XLRDError: Unsupported format, or corrupt file: Expected BOF record; found b'\r\n\r\n\r\n\r\n'

Wed Sep 29 09:22:27 EDT 2021

On Wednesday, September 29, 2021 at 8:12:08 PM UTC+8, J.O. Aho wrote:
> On 29/09/2021 13.10, hongy... at gmail.com wrote: 
> > On Wednesday, September 29, 2021 at 5:40:58 PM UTC+8, J.O. Aho wrote: 
> >> On 29/09/2021 10.22, hongy... at gmail.com wrote: 
> >>> I tried to convert a xls file into csv with the following command, but failed: 
> >>> 
> >>> $ in2csv --sheet 'Sheet1' 2021-2022-1.xls 
> >>> XLRDError: Unsupported format, or corrupt file: Expected BOF record; found b'\r\n\r\n\r\n\r\n' 
> >>> 
> >>> The above testing file is located at here [1]. 
> >>> 
> >>> [1] https://github.com/hongyi-zhao/temp/blob/master/2021-2022-1.xls 
> >>> 
> >>> Any hints for fixing this problem? 
> >> You need to delete the 13 first lines in the file 
> > 
> > Yes. After deleting the top 3 lines, the problem has been fixed. 
> > 
> >> or you see to that your code does first trim the data before start xml parse it. 
> > 
> > Yes. I really want to do this trick programmatically, but how do I do it without manually editing the file?
> You could do something like loading the XML into a string (myxmlstr)

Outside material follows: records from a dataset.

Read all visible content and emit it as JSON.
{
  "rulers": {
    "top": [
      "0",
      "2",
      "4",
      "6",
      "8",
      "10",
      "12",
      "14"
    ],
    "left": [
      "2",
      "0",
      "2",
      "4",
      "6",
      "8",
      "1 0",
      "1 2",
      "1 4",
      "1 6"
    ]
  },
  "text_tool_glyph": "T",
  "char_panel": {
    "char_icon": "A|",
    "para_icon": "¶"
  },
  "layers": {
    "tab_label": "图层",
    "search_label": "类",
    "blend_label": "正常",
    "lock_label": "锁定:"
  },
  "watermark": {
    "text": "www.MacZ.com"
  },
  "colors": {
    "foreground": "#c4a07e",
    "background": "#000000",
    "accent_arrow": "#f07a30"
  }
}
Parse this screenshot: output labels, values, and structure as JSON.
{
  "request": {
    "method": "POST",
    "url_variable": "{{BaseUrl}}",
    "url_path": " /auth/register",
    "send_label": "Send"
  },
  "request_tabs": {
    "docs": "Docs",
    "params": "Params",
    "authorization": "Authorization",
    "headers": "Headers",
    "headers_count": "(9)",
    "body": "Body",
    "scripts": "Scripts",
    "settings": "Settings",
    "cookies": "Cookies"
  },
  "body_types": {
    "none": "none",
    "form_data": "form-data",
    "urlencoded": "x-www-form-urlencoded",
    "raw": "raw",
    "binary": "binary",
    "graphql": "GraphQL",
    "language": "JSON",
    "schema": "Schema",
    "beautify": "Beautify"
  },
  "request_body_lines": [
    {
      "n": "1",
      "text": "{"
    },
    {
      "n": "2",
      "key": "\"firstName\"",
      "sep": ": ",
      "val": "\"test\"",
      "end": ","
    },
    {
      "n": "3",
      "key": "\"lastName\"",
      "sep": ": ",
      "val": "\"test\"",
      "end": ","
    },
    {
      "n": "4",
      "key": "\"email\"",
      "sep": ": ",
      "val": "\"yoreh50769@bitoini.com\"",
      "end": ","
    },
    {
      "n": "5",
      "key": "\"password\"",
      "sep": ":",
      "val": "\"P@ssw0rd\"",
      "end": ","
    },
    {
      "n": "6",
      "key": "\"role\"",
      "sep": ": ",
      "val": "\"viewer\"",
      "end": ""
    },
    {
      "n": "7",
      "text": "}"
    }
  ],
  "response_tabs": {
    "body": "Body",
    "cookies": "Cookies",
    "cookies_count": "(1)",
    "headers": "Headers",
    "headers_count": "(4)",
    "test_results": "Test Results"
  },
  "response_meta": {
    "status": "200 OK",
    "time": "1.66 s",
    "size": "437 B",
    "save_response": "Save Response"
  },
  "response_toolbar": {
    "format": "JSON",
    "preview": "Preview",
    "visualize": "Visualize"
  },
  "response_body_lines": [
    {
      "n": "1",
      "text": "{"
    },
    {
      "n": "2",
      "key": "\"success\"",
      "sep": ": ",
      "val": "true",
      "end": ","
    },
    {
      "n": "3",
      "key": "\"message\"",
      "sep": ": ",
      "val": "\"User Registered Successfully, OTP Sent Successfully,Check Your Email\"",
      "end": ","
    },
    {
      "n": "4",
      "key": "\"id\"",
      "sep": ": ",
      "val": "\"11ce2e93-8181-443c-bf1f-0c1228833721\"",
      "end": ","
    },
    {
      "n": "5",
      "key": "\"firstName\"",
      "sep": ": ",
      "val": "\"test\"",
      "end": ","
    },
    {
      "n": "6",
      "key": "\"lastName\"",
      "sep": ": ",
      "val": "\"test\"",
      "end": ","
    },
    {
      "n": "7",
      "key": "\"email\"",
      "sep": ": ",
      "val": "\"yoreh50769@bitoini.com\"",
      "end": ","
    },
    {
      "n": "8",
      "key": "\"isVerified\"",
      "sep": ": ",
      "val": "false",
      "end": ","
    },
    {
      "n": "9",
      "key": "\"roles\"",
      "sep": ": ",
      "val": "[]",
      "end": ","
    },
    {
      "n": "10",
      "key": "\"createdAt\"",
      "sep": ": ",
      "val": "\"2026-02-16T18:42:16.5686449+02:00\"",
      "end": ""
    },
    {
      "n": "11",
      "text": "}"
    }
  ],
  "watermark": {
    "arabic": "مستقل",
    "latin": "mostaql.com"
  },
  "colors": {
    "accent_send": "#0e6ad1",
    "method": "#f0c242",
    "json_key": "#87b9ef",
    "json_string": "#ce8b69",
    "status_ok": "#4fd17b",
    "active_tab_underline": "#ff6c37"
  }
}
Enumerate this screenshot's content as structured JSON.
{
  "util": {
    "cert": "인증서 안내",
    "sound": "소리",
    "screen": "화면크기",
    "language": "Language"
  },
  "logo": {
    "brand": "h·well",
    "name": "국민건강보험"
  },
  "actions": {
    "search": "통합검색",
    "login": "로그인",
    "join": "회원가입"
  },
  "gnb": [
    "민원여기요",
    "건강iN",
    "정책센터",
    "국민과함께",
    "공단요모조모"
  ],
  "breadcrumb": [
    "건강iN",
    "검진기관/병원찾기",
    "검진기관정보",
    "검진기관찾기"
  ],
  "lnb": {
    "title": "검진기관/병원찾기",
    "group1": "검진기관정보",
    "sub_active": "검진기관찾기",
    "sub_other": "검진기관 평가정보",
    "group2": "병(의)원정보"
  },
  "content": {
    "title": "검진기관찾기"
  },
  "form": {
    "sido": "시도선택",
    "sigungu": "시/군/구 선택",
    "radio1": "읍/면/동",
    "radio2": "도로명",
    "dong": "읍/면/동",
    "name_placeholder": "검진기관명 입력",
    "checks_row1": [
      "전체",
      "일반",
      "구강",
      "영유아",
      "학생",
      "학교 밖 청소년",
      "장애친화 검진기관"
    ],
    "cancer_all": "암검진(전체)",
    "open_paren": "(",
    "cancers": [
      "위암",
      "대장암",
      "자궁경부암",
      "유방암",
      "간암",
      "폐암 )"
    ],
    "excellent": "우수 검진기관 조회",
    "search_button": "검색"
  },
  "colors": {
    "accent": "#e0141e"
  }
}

How to do this operation? As you have seen, the file refused to be loaded at all.

> and then find the fist < in that string 
> 
> xmlstart = myxmlstr.find('<') 
> 
> xmlstr = myxmlstr[xmlstart:] 
> 
> then use the xmlstr in the xml parser, sure not as convenient as loading 
> the file directly to the xml parser. 
> 
> I don't say this is the best way of doing it, I'm sure some python wiz 
> here would have a smarter solution. 

Another very strange thing: I trimmed the first 3 lines in the original file and saved it into a new one named as  2021-2022-1-trimmed-top-3-lines.xls. [1]

Then I read the file with the following python script named as pandas-excel.py:

------
import pandas as pd

excel_file='2021-2022-1-trimmed-top-3-lines.xls'

#print(pd.ExcelFile(excel_file).sheet_names)

newpd=pd.read_excel(excel_file, sheet_name='Sheet1')

for i in newpd.index:
     if i >1:
         for j in newpd.columns:
             if int(j.split()[1]) > 2:
                 if not pd.isnull(newpd.loc[i][j]):
                     print(newpd.loc[i][j])
------

$ python pandas-excel.py | sort -u
汽车实用英语 [1-8]周 1-4节 38 汽车楼413基础电气实训室II 汽修1932 
汽车车载网络系统的检测与修复 [1-12]周 1-4节 38 汽车楼416安全、舒适系统实训室 汽修1932 

OTOH, I also tried to read the file with in2csv as follows:

$ in2csv --sheet Sheet1 2021-2022-1-trimmed-top-3-lines.xls 2>/dev/null |tr ',' '\n' | \
  sed -re '/^$/d' | sort -u  | awk '{print length($0),$0}' | sort -k1n | tail -3 | cut -d ' '  -f2-
汽车实用英语 [1-8]周 1-4节 38 汽车楼413基础电气实训室II 汽修1932 
智能网联汽车概论 [1-8]周 6-9节 45 汽车楼511汽车营销策划实训室 汽销1931 
汽车车载网络系统的检测与修复 [1-12]周 1-4节 38 汽车楼416安全、舒适系统实训室 汽修1932 

As you can see, the above two methods give different results. I'm very puzzled by this phenomenon. Any hints/tips/comments will be greatly appreciated.

[1] https://github.com/hongyi-zhao/temp/blob/master/2021-2022-1-trimmed-top-3-lines.xls

Regards,
HZ